Crime in San Leandro is probably going to increase Police Chief Sandra Spagnoli told City Council members at a special session Monday night.
Spagnoli said the reason for this prediction can be traced to a 2009 federal court order telling California to reduce overcrowding in state prisons.
In April, Gov. Jerry Brown signed a bill (AB 109) to bring the state into compliance by pushing some future convicts back down onto county jails.
As its part in this process, the Alameda County Board of Supervisors recently finalized a plan to put 848 non-violent felons on probation over the next three years to the Oakland Tribune reported.
The buzzword for this process is realignment and Spagnoli said she and other law enforcement officials see a predictible outcome.
"We know we're going to see the impact of crime going up in the cities," she said.
Spagnoli said a high percentage of offenders put back on the streets will likely go back to crime because they have so few options.
She told of being at a luncheon on the realignment process where, unbeknownst to her and other police officials, each table included a couple of ex-felons.
She said she came away from that event with a new appreciation for what it's like to get released from jail with $800, be unable to get a job with a felony record and probably be without a car to get around.
"They get back into the (criminal justice) system because it's easier," Spagnoli said of repeat offenders. "They get three meals and a shower."
Purpose of meeting was a year-end department review
The discussion on realignment was just one slice of a meeting that lasted over three hours and was meant as a year-end review of the department's performance.
Police officials spent about 90 minutes giving a prepared display. The rest of the meeting was devoted to council member questions and discussion.
In two highlights of the presentation:
-- Spagnoli said about 33,000 San Leandrans live in 137 apartment communities, and these multi-unit dwellings are often crime hot-spots. Police are working with 86 apartment complexes on crime prevention programs and she hopes to bring those successful programs to the rest.
-- The department is now getting an increasing percentage of 911 requests from mobile phones. Mobile calls used to be routed through a regional switchboard but now mobile calls made in San Leandro go directly to local dispatchers.
That's good because it can speed response when a caller uses a mobile phone to request assistance on the street.
But cellular calls don't give the exact location of the caller, unlike those made from land lines. As a result, emergency dispatchers must spend more time asking mobile callers where they are.
The increasing percentage of mobile 911 calls combined with the extra time-per-call have reduced the department's response rate in a key metric.
The state wants 95 percent of 911 calls to be answered within 3 rings. San Leandro is now at 84 percent.

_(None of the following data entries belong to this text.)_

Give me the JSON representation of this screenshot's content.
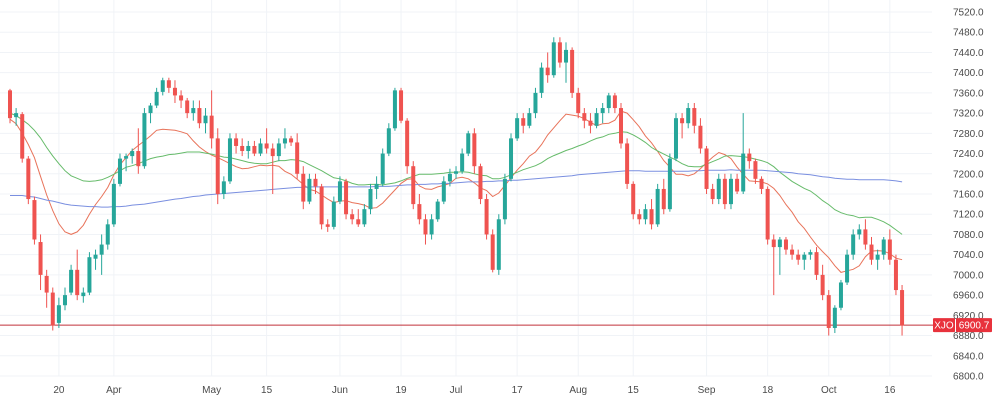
{
  "chart_data": {
    "type": "candlestick",
    "symbol": "XJO",
    "last_price": "6900.7",
    "ylim": [
      6800,
      7520
    ],
    "y_ticks": [
      "7520.0",
      "7480.0",
      "7440.0",
      "7400.0",
      "7360.0",
      "7320.0",
      "7280.0",
      "7240.0",
      "7200.0",
      "7160.0",
      "7120.0",
      "7080.0",
      "7040.0",
      "7000.0",
      "6960.0",
      "6920.0",
      "6880.0",
      "6840.0",
      "6800.0"
    ],
    "x_ticks": [
      {
        "label": "20",
        "bar": 8
      },
      {
        "label": "Apr",
        "bar": 17
      },
      {
        "label": "May",
        "bar": 33
      },
      {
        "label": "15",
        "bar": 42
      },
      {
        "label": "Jun",
        "bar": 54
      },
      {
        "label": "19",
        "bar": 64
      },
      {
        "label": "Jul",
        "bar": 73
      },
      {
        "label": "17",
        "bar": 83
      },
      {
        "label": "Aug",
        "bar": 93
      },
      {
        "label": "15",
        "bar": 102
      },
      {
        "label": "Sep",
        "bar": 114
      },
      {
        "label": "18",
        "bar": 124
      },
      {
        "label": "Oct",
        "bar": 134
      },
      {
        "label": "16",
        "bar": 144
      }
    ],
    "up_color": "#26a69a",
    "down_color": "#ef5350",
    "grid": true,
    "series": [
      {
        "color": "#e8735a",
        "values": [
          7308,
          7299,
          7280,
          7258,
          7232,
          7195,
          7158,
          7127,
          7101,
          7085,
          7080,
          7085,
          7098,
          7120,
          7139,
          7155,
          7173,
          7198,
          7218,
          7232,
          7246,
          7256,
          7265,
          7275,
          7286,
          7288,
          7287,
          7286,
          7283,
          7279,
          7265,
          7253,
          7244,
          7237,
          7232,
          7226,
          7220,
          7214,
          7210,
          7211,
          7214,
          7217,
          7216,
          7217,
          7215,
          7205,
          7199,
          7189,
          7179,
          7169,
          7166,
          7158,
          7150,
          7143,
          7146,
          7147,
          7143,
          7141,
          7138,
          7132,
          7133,
          7142,
          7155,
          7168,
          7181,
          7189,
          7190,
          7176,
          7170,
          7169,
          7174,
          7177,
          7181,
          7191,
          7193,
          7190,
          7182,
          7172,
          7167,
          7155,
          7162,
          7177,
          7192,
          7207,
          7220,
          7235,
          7243,
          7258,
          7277,
          7291,
          7305,
          7318,
          7316,
          7314,
          7309,
          7302,
          7295,
          7299,
          7300,
          7306,
          7324,
          7320,
          7307,
          7293,
          7275,
          7261,
          7244,
          7226,
          7213,
          7199,
          7199,
          7196,
          7200,
          7210,
          7222,
          7233,
          7242,
          7238,
          7230,
          7213,
          7199,
          7186,
          7185,
          7184,
          7180,
          7171,
          7157,
          7139,
          7124,
          7105,
          7092,
          7075,
          7059,
          7046,
          7034,
          7018,
          7005,
          7008,
          7011,
          7018,
          7036,
          7047,
          7048,
          7047,
          7042,
          7033,
          7030
        ]
      },
      {
        "color": "#66bb6a",
        "values": [
          7320,
          7315,
          7307,
          7298,
          7286,
          7271,
          7252,
          7235,
          7220,
          7206,
          7196,
          7191,
          7186,
          7185,
          7186,
          7188,
          7193,
          7199,
          7206,
          7213,
          7216,
          7220,
          7225,
          7230,
          7233,
          7235,
          7238,
          7239,
          7241,
          7243,
          7243,
          7243,
          7241,
          7239,
          7236,
          7233,
          7232,
          7229,
          7226,
          7223,
          7221,
          7220,
          7220,
          7223,
          7226,
          7226,
          7228,
          7227,
          7224,
          7218,
          7212,
          7206,
          7199,
          7192,
          7190,
          7186,
          7181,
          7178,
          7178,
          7179,
          7179,
          7178,
          7180,
          7182,
          7186,
          7191,
          7195,
          7199,
          7199,
          7199,
          7200,
          7201,
          7203,
          7203,
          7204,
          7203,
          7200,
          7197,
          7196,
          7190,
          7190,
          7193,
          7198,
          7203,
          7208,
          7212,
          7216,
          7222,
          7230,
          7236,
          7241,
          7246,
          7250,
          7255,
          7259,
          7265,
          7270,
          7273,
          7278,
          7280,
          7283,
          7282,
          7277,
          7270,
          7262,
          7252,
          7245,
          7239,
          7233,
          7227,
          7220,
          7215,
          7214,
          7214,
          7219,
          7224,
          7229,
          7235,
          7236,
          7235,
          7234,
          7232,
          7229,
          7226,
          7222,
          7214,
          7203,
          7194,
          7185,
          7178,
          7171,
          7166,
          7157,
          7147,
          7139,
          7129,
          7123,
          7119,
          7117,
          7113,
          7114,
          7114,
          7110,
          7105,
          7098,
          7089,
          7080
        ]
      },
      {
        "color": "#7a8fe0",
        "values": [
          7157,
          7157,
          7157,
          7155,
          7154,
          7151,
          7148,
          7146,
          7143,
          7140,
          7138,
          7137,
          7136,
          7135,
          7135,
          7134,
          7134,
          7135,
          7135,
          7136,
          7138,
          7139,
          7140,
          7142,
          7144,
          7146,
          7148,
          7150,
          7151,
          7153,
          7155,
          7156,
          7158,
          7159,
          7160,
          7161,
          7162,
          7163,
          7164,
          7165,
          7166,
          7167,
          7168,
          7169,
          7170,
          7171,
          7172,
          7173,
          7173,
          7174,
          7174,
          7174,
          7174,
          7174,
          7174,
          7174,
          7174,
          7174,
          7174,
          7174,
          7175,
          7175,
          7175,
          7176,
          7177,
          7178,
          7178,
          7179,
          7179,
          7180,
          7180,
          7181,
          7181,
          7182,
          7183,
          7184,
          7184,
          7184,
          7185,
          7185,
          7186,
          7186,
          7187,
          7187,
          7188,
          7189,
          7190,
          7191,
          7192,
          7193,
          7194,
          7195,
          7196,
          7198,
          7199,
          7200,
          7201,
          7202,
          7203,
          7204,
          7205,
          7206,
          7206,
          7206,
          7205,
          7205,
          7205,
          7205,
          7205,
          7205,
          7205,
          7205,
          7206,
          7206,
          7207,
          7207,
          7207,
          7207,
          7208,
          7207,
          7207,
          7207,
          7207,
          7207,
          7206,
          7205,
          7204,
          7203,
          7202,
          7200,
          7199,
          7198,
          7196,
          7194,
          7193,
          7191,
          7190,
          7189,
          7189,
          7188,
          7188,
          7188,
          7188,
          7188,
          7187,
          7186,
          7184
        ]
      }
    ],
    "candles": [
      [
        7365,
        7368,
        7300,
        7310
      ],
      [
        7312,
        7330,
        7295,
        7320
      ],
      [
        7318,
        7322,
        7222,
        7230
      ],
      [
        7230,
        7235,
        7140,
        7150
      ],
      [
        7148,
        7155,
        7060,
        7070
      ],
      [
        7065,
        7080,
        6970,
        7000
      ],
      [
        6998,
        7010,
        6935,
        6965
      ],
      [
        6965,
        6975,
        6890,
        6900
      ],
      [
        6905,
        6955,
        6895,
        6940
      ],
      [
        6940,
        6975,
        6930,
        6960
      ],
      [
        6965,
        7020,
        6960,
        7010
      ],
      [
        7010,
        7050,
        6950,
        6960
      ],
      [
        6958,
        6975,
        6945,
        6965
      ],
      [
        6965,
        7045,
        6960,
        7035
      ],
      [
        7032,
        7050,
        7010,
        7040
      ],
      [
        7040,
        7080,
        7000,
        7060
      ],
      [
        7060,
        7110,
        7050,
        7100
      ],
      [
        7100,
        7190,
        7095,
        7180
      ],
      [
        7180,
        7240,
        7175,
        7230
      ],
      [
        7230,
        7240,
        7205,
        7235
      ],
      [
        7235,
        7250,
        7220,
        7245
      ],
      [
        7245,
        7290,
        7200,
        7215
      ],
      [
        7215,
        7330,
        7210,
        7320
      ],
      [
        7320,
        7340,
        7300,
        7335
      ],
      [
        7335,
        7370,
        7330,
        7362
      ],
      [
        7362,
        7390,
        7355,
        7385
      ],
      [
        7385,
        7390,
        7360,
        7370
      ],
      [
        7370,
        7385,
        7340,
        7355
      ],
      [
        7355,
        7365,
        7330,
        7345
      ],
      [
        7345,
        7350,
        7310,
        7320
      ],
      [
        7320,
        7345,
        7305,
        7330
      ],
      [
        7330,
        7345,
        7290,
        7300
      ],
      [
        7300,
        7330,
        7280,
        7315
      ],
      [
        7315,
        7365,
        7250,
        7270
      ],
      [
        7270,
        7290,
        7140,
        7160
      ],
      [
        7160,
        7195,
        7150,
        7185
      ],
      [
        7185,
        7280,
        7180,
        7270
      ],
      [
        7270,
        7280,
        7240,
        7255
      ],
      [
        7255,
        7270,
        7235,
        7245
      ],
      [
        7245,
        7265,
        7230,
        7255
      ],
      [
        7255,
        7265,
        7235,
        7240
      ],
      [
        7240,
        7270,
        7235,
        7260
      ],
      [
        7260,
        7290,
        7240,
        7250
      ],
      [
        7250,
        7260,
        7160,
        7235
      ],
      [
        7235,
        7270,
        7225,
        7260
      ],
      [
        7260,
        7290,
        7250,
        7270
      ],
      [
        7270,
        7275,
        7255,
        7262
      ],
      [
        7262,
        7280,
        7190,
        7200
      ],
      [
        7200,
        7215,
        7130,
        7145
      ],
      [
        7145,
        7200,
        7140,
        7190
      ],
      [
        7190,
        7200,
        7160,
        7175
      ],
      [
        7175,
        7180,
        7090,
        7100
      ],
      [
        7100,
        7110,
        7085,
        7095
      ],
      [
        7095,
        7155,
        7090,
        7145
      ],
      [
        7145,
        7195,
        7140,
        7185
      ],
      [
        7185,
        7190,
        7110,
        7120
      ],
      [
        7120,
        7130,
        7100,
        7110
      ],
      [
        7110,
        7130,
        7095,
        7100
      ],
      [
        7100,
        7140,
        7095,
        7130
      ],
      [
        7130,
        7180,
        7120,
        7170
      ],
      [
        7170,
        7195,
        7150,
        7180
      ],
      [
        7180,
        7250,
        7175,
        7240
      ],
      [
        7240,
        7300,
        7235,
        7290
      ],
      [
        7290,
        7370,
        7285,
        7365
      ],
      [
        7365,
        7370,
        7300,
        7305
      ],
      [
        7305,
        7310,
        7200,
        7215
      ],
      [
        7215,
        7225,
        7130,
        7140
      ],
      [
        7140,
        7160,
        7100,
        7110
      ],
      [
        7110,
        7120,
        7060,
        7080
      ],
      [
        7080,
        7120,
        7070,
        7110
      ],
      [
        7110,
        7150,
        7105,
        7145
      ],
      [
        7145,
        7195,
        7140,
        7185
      ],
      [
        7185,
        7210,
        7175,
        7200
      ],
      [
        7200,
        7215,
        7190,
        7205
      ],
      [
        7205,
        7250,
        7200,
        7240
      ],
      [
        7240,
        7285,
        7235,
        7280
      ],
      [
        7280,
        7290,
        7200,
        7215
      ],
      [
        7215,
        7220,
        7140,
        7150
      ],
      [
        7150,
        7160,
        7070,
        7080
      ],
      [
        7080,
        7090,
        7005,
        7010
      ],
      [
        7010,
        7120,
        7000,
        7110
      ],
      [
        7110,
        7200,
        7100,
        7190
      ],
      [
        7190,
        7280,
        7185,
        7270
      ],
      [
        7270,
        7320,
        7265,
        7310
      ],
      [
        7310,
        7320,
        7280,
        7295
      ],
      [
        7295,
        7330,
        7290,
        7320
      ],
      [
        7320,
        7370,
        7310,
        7360
      ],
      [
        7360,
        7420,
        7350,
        7410
      ],
      [
        7410,
        7440,
        7380,
        7395
      ],
      [
        7395,
        7470,
        7390,
        7460
      ],
      [
        7460,
        7470,
        7410,
        7420
      ],
      [
        7420,
        7460,
        7380,
        7445
      ],
      [
        7445,
        7450,
        7350,
        7360
      ],
      [
        7360,
        7370,
        7310,
        7320
      ],
      [
        7320,
        7330,
        7290,
        7305
      ],
      [
        7305,
        7320,
        7280,
        7295
      ],
      [
        7295,
        7330,
        7290,
        7320
      ],
      [
        7320,
        7340,
        7300,
        7330
      ],
      [
        7330,
        7360,
        7320,
        7355
      ],
      [
        7355,
        7360,
        7320,
        7330
      ],
      [
        7330,
        7340,
        7250,
        7260
      ],
      [
        7260,
        7270,
        7170,
        7180
      ],
      [
        7180,
        7185,
        7110,
        7120
      ],
      [
        7120,
        7130,
        7100,
        7110
      ],
      [
        7110,
        7140,
        7100,
        7130
      ],
      [
        7130,
        7150,
        7090,
        7100
      ],
      [
        7100,
        7180,
        7095,
        7170
      ],
      [
        7170,
        7190,
        7120,
        7130
      ],
      [
        7130,
        7240,
        7125,
        7230
      ],
      [
        7230,
        7320,
        7225,
        7310
      ],
      [
        7310,
        7320,
        7270,
        7300
      ],
      [
        7300,
        7340,
        7290,
        7330
      ],
      [
        7330,
        7340,
        7280,
        7295
      ],
      [
        7295,
        7310,
        7240,
        7250
      ],
      [
        7250,
        7255,
        7160,
        7170
      ],
      [
        7170,
        7180,
        7140,
        7150
      ],
      [
        7150,
        7200,
        7140,
        7190
      ],
      [
        7190,
        7200,
        7130,
        7140
      ],
      [
        7140,
        7200,
        7130,
        7190
      ],
      [
        7190,
        7200,
        7160,
        7165
      ],
      [
        7165,
        7320,
        7160,
        7240
      ],
      [
        7240,
        7250,
        7210,
        7225
      ],
      [
        7225,
        7230,
        7180,
        7190
      ],
      [
        7190,
        7195,
        7160,
        7170
      ],
      [
        7170,
        7175,
        7060,
        7070
      ],
      [
        7070,
        7080,
        6960,
        7055
      ],
      [
        7055,
        7075,
        7000,
        7070
      ],
      [
        7070,
        7075,
        7040,
        7050
      ],
      [
        7050,
        7060,
        7030,
        7040
      ],
      [
        7040,
        7050,
        7020,
        7030
      ],
      [
        7030,
        7045,
        7010,
        7040
      ],
      [
        7040,
        7050,
        7030,
        7045
      ],
      [
        7045,
        7055,
        6990,
        7000
      ],
      [
        7000,
        7020,
        6950,
        6960
      ],
      [
        6960,
        6970,
        6880,
        6895
      ],
      [
        6895,
        6940,
        6885,
        6935
      ],
      [
        6935,
        6990,
        6930,
        6985
      ],
      [
        6985,
        7050,
        6980,
        7040
      ],
      [
        7040,
        7090,
        7030,
        7080
      ],
      [
        7080,
        7100,
        7070,
        7090
      ],
      [
        7090,
        7110,
        7050,
        7060
      ],
      [
        7060,
        7075,
        7020,
        7030
      ],
      [
        7030,
        7050,
        7010,
        7040
      ],
      [
        7040,
        7075,
        7030,
        7070
      ],
      [
        7070,
        7090,
        7020,
        7030
      ],
      [
        7030,
        7040,
        6960,
        6970
      ],
      [
        6970,
        6980,
        6880,
        6900
      ]
    ]
  }
}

Council voices many thanks and a few questions
Council members found little to dislike in the department's presentation, and were uniformly complimentary of the its performance.
Mayor Stephen Cassidy asked Spanoli whether San Leandro was a safer community than it was a year ago.
She said 2010 was a 30-year low for crime, not just in San Leandro but statewide.
He asked for her three top issues as chief.
She listed crime, especially violent crime which she linked to realignment; traffic complaints which are perennial; and youth issues and "latch key kids."
"Kids either get into trouble or they become victims of crime" when they're out on the street unsupervised, she said.
Cassidy touched on a number of other issues: fear of burglaries among homeowners; a desire for more diversity in police force hiring; the necessity for a SWAT team; and whether there could be more civilian oversight when San Leandro police are asked to assist other cities to quell disturbances, such as has occurred on at least three occasions during Oakland and Berkeley Occupy protests.
Spagnoli said neighborhood watch programs were the most effective deterrent against burglaries. She pledged committment to hiring diversity but said race and gender are not factored into decisions. She said the SWAT team was used 11 times this year in San Leandro, which she described as a high use that justified its continuance.
Spagnoli took issue with Cassidy's comment that he wanted to probe the willingness of fellow council members to provide more civilian oversight to some of the requests for San Leandro officers to be deployed in other cities.
"These phone calls come at 1:30 in the morning and we have to respond by 4:00 am," she said.